岐阜聖徳学園大学教育学部教授 数学専修 室政和

 デジタル通信では公開鍵暗号と呼ばれる暗号方式が使われています。このアイディアは簡単で。情報を暗号化する暗号化鍵とそれをもとに戻す復号鍵を分離するのです。暗号化鍵は暗号化するときだけ使います。もとに戻す操作には使えません。復号鍵を知らないと暗号化はできても復号ができません。これを使って通信を始める前に暗号化鍵だけを相手に伝えます(復号鍵は秘密です)。相手はその暗号化鍵を使って暗号化して情報を送ります.暗号化された情報を受け取った人は復号鍵も持っていますのでそれを使って復号できますが、そのほかの人は暗号化の鍵しか知りませんから(暗号化した人も含めて)復号できません。

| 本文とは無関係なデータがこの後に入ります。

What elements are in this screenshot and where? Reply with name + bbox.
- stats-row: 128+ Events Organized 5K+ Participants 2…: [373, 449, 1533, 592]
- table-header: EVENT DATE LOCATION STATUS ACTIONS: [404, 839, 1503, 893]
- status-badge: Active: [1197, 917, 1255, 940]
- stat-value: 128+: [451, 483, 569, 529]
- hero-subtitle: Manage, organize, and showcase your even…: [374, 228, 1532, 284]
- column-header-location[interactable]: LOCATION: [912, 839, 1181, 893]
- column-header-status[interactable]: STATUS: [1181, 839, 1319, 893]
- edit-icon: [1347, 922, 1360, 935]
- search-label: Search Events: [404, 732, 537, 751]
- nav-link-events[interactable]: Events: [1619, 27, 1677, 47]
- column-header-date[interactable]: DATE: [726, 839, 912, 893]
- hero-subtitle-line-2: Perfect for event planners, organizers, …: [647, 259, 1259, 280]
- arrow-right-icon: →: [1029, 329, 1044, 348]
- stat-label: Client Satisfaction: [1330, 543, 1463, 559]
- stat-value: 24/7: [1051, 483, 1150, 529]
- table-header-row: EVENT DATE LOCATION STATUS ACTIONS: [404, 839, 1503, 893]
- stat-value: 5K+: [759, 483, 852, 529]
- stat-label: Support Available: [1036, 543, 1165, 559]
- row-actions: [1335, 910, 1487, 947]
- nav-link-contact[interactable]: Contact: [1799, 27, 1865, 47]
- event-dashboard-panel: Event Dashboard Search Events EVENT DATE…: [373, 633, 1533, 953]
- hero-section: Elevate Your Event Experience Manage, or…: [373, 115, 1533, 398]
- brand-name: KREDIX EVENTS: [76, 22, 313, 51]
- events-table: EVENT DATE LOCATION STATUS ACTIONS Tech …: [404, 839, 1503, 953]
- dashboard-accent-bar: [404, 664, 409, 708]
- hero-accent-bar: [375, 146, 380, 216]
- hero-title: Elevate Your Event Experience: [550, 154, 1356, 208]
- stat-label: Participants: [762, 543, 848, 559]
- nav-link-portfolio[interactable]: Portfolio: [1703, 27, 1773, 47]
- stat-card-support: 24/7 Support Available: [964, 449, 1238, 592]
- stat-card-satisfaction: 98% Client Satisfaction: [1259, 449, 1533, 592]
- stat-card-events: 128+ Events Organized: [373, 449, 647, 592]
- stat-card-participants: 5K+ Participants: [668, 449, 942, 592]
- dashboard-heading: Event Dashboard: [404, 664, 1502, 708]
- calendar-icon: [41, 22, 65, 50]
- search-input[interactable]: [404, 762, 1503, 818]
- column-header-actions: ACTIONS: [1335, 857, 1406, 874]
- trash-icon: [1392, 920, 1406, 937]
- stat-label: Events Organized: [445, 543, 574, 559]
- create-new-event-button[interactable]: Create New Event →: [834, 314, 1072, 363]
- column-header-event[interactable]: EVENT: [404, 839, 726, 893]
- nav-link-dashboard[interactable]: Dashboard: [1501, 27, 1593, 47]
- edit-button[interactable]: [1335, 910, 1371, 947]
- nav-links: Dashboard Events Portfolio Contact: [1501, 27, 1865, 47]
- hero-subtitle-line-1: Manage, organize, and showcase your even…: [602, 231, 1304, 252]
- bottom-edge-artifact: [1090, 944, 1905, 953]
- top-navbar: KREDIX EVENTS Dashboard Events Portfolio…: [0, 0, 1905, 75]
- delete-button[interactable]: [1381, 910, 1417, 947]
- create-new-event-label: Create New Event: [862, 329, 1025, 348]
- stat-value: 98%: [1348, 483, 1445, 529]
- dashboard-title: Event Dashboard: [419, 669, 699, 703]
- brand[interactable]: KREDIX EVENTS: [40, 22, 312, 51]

 このようにして安全な通信ができるようになるというわけです。そのためには,暗号鍵から復号鍵を計算することが難しくなければいけないのですがそういう仕組みを見つけるのが大変でした。この暗号は20世紀の後半になってからRSA暗号で実用化されます。このRSA暗号が成功したのは、「現在のデジタルコンピュータでは桁数の大きい整数の因数分解は難しい」という数学的な事実を利用したからです。暗号化鍵から復号鍵を計算するのにはこの因数分解が必要になるのです。

 このRSA暗号ができてから何十年も経ちましたが、この暗号方式を破る方法は見つかっていません。それどころか、この公開鍵暗号は暗号通信にとどまらず、電子署名(誰が文書を書いたのかを暗号を使って証明できる方法)にも使えます。それを利用して今最も話題になっているのがビットコインをはじめとする暗号資産です。ここでは電子署名が有効に使われています。公開鍵暗号は現在のネットワーク通信のセキュリティにおいて基幹的な役割を果たしており、これなくして現在のネットワーク社会は実現しなかったと言っても過言ではありません。

 ところで,最近「気になる」ニュースがあります。コンピュータの原理を根本から変えた量子コンピュータの研究が近年になって盛んになってきました.量子コンピュータでは従来のデジタルコンピュータより「ある種の計算に限って言えば」ずっと高速の演算ができます。そして、もし量子コンピュータが実現したらRSA暗号において暗号鍵から復号鍵を簡単に計算できるという研究結果があるのです。そして,もしかするとですが,最近の研究の進展から,数十年内に実用的な量子コンピュータが実現するかも知れないという見通しをたてる人が出てきました。

 RSA暗号は現在のデジタルコンピュータに対しては安全なのですが、あと数十年でRSA暗号は使えなくなると大胆な予想をする人もいます。その一方で。量子コンピュータが実現してもそれに耐えうる耐量子コンピュータ暗号の研究も行われています。

 私たちの生活にはIT技術が浸透しておりこの技術の基礎となる暗号の役割は非常に大きくなっています。今使われている暗号が誰にも簡単に破られるようになれば現代世界に深刻な影響を与えるのは確実です。技術的な進歩は突然起こることがあります。量子コンピュータの研究はこれからどうなっていくでしょうか?